I think you have to differentiate between “solving jailbreaks” as in you have forced adherence only to the assistant character and its corresponding rules, and “solving jailbreaks” as in it will never agree to do harmful things (harmful here defined by the lab/whatever team decided such things) no matter the prompt input. The former seems bad and somewhat plausible especially if labs have it as an explicit goal, the latter seems good and quite unlikely. Seems to me the disagreement in the comments is between these two definitions?

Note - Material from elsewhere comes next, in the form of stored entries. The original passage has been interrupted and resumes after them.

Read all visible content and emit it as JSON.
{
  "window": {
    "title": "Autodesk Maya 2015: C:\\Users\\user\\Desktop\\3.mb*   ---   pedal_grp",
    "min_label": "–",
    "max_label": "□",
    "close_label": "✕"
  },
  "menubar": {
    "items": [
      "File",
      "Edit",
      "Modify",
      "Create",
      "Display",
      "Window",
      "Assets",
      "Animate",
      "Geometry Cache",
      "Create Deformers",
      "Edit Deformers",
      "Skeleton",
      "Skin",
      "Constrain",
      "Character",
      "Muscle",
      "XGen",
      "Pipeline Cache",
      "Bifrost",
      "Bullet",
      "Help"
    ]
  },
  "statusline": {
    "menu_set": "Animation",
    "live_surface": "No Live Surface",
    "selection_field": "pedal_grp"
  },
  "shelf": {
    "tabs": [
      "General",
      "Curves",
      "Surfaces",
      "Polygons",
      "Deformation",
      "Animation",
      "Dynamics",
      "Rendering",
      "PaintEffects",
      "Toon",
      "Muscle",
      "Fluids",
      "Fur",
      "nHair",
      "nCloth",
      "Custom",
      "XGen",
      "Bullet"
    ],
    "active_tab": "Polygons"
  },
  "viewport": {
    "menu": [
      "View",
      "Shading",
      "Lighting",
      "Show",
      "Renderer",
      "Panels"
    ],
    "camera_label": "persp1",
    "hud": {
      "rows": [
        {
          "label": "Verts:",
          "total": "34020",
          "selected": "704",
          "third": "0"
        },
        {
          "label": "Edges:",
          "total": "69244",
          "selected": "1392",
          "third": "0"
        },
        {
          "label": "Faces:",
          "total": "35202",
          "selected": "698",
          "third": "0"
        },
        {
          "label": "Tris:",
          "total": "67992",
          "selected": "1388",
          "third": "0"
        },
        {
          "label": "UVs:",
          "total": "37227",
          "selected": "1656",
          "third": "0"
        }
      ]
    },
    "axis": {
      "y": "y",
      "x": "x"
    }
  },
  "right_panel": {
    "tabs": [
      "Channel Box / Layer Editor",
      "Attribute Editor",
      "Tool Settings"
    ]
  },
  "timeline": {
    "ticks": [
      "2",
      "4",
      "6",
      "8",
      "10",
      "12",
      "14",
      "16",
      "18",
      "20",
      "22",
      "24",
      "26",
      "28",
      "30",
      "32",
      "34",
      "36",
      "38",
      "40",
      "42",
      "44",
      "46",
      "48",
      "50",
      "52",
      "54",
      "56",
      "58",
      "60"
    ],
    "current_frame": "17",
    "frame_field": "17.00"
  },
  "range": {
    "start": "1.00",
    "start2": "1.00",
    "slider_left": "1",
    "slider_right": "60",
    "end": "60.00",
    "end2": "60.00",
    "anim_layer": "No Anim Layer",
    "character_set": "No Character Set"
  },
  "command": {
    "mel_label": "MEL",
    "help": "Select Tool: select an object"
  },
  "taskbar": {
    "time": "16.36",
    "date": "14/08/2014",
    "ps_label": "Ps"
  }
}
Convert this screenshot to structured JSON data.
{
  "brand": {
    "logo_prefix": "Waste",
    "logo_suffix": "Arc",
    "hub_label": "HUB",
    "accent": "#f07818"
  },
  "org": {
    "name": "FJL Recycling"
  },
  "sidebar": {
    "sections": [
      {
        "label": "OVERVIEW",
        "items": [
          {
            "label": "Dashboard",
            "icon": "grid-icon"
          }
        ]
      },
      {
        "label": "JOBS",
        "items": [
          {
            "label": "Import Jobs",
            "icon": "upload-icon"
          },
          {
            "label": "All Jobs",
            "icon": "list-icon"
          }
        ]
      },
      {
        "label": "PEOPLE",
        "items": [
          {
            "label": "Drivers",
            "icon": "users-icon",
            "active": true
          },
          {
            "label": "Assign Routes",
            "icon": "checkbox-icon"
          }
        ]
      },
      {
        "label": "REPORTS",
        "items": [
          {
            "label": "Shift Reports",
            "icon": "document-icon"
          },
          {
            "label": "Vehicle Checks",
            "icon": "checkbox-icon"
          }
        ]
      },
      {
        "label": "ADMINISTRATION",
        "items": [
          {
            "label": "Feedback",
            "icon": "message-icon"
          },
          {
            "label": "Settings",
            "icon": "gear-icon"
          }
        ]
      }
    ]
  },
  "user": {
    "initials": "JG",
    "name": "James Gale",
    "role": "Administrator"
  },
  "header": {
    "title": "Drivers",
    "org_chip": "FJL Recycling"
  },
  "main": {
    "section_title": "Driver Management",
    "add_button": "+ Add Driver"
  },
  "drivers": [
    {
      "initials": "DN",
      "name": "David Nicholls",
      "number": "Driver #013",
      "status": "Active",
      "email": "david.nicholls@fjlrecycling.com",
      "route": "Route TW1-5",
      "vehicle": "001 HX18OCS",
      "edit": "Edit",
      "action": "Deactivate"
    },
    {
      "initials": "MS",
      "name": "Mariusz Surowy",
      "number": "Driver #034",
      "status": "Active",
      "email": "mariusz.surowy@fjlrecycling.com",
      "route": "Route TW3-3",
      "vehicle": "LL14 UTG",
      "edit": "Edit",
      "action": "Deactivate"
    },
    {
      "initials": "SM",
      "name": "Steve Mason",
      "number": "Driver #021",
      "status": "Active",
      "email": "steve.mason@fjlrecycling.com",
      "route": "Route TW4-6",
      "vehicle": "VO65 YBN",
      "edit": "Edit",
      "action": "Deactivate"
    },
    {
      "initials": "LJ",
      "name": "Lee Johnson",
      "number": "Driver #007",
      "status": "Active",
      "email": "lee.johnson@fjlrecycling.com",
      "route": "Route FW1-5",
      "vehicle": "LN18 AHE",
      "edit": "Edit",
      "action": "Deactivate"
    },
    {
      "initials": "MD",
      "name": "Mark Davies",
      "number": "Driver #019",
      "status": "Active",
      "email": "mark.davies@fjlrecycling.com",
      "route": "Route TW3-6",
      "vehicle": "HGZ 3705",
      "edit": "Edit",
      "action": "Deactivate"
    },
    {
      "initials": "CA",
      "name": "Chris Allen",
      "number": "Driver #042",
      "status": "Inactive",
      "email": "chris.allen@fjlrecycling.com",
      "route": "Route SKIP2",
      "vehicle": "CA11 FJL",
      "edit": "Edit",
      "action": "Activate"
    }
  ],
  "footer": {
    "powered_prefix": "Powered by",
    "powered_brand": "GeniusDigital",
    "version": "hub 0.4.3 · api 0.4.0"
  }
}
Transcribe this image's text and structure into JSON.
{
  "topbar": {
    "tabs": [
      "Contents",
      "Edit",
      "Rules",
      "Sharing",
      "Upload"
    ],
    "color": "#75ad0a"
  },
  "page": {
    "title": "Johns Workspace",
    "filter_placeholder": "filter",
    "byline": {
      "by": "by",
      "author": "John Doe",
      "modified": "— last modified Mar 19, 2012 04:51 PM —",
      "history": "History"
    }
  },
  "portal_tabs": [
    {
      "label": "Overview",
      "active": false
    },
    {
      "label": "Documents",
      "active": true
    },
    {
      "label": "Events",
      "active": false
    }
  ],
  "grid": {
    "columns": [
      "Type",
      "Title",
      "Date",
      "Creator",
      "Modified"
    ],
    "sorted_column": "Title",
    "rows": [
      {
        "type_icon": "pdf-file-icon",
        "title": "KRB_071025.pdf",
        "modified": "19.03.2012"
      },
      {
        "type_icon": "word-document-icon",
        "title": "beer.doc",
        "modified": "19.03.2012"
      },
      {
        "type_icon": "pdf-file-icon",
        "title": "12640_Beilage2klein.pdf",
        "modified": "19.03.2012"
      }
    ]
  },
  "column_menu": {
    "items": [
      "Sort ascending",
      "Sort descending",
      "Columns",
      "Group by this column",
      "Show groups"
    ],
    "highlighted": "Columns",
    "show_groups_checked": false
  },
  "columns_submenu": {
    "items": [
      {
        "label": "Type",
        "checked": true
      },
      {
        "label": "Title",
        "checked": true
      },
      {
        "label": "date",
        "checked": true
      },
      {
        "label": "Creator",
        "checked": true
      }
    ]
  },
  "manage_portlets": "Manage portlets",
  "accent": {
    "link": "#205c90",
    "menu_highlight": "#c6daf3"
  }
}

i don’t know why anyone would mean the former. when i say “solve jailbreaks”, i mean openai decides “this model should never help with making a bioweapon” and is able to make it so there is no input whatsoever that makes the model help with bioweapon creation.
Those seem fully linked to me. If some outside party is able to use their own system prompt and not be pre-biased in the direction of a character, that may as well be a ‘jailbreak’ like how many jailbreaks are of a “ignore that system prompt” style. Assistant characters have a huge aspect of “I’m the kind of character that would refuse that”.
I think the bioweapon example is doing a lot of work in the sense that you could theoretically not have biological data in the sets + it is destructive in almost all situations, while “ethical but very sus” dual-use usecases like LLM hacking assistance to get out of (or work around, or even fight) a censored regime, is entwined with actual capabilities.
i mean conditional on the model being able to do the thing, making it always reliably refuse, or reliably refuse under some set of conditions. ideally you have an instruction hierarchy where the model developer’s instructions overrides the outside party’s system prompt, which overrides the user’s instructions.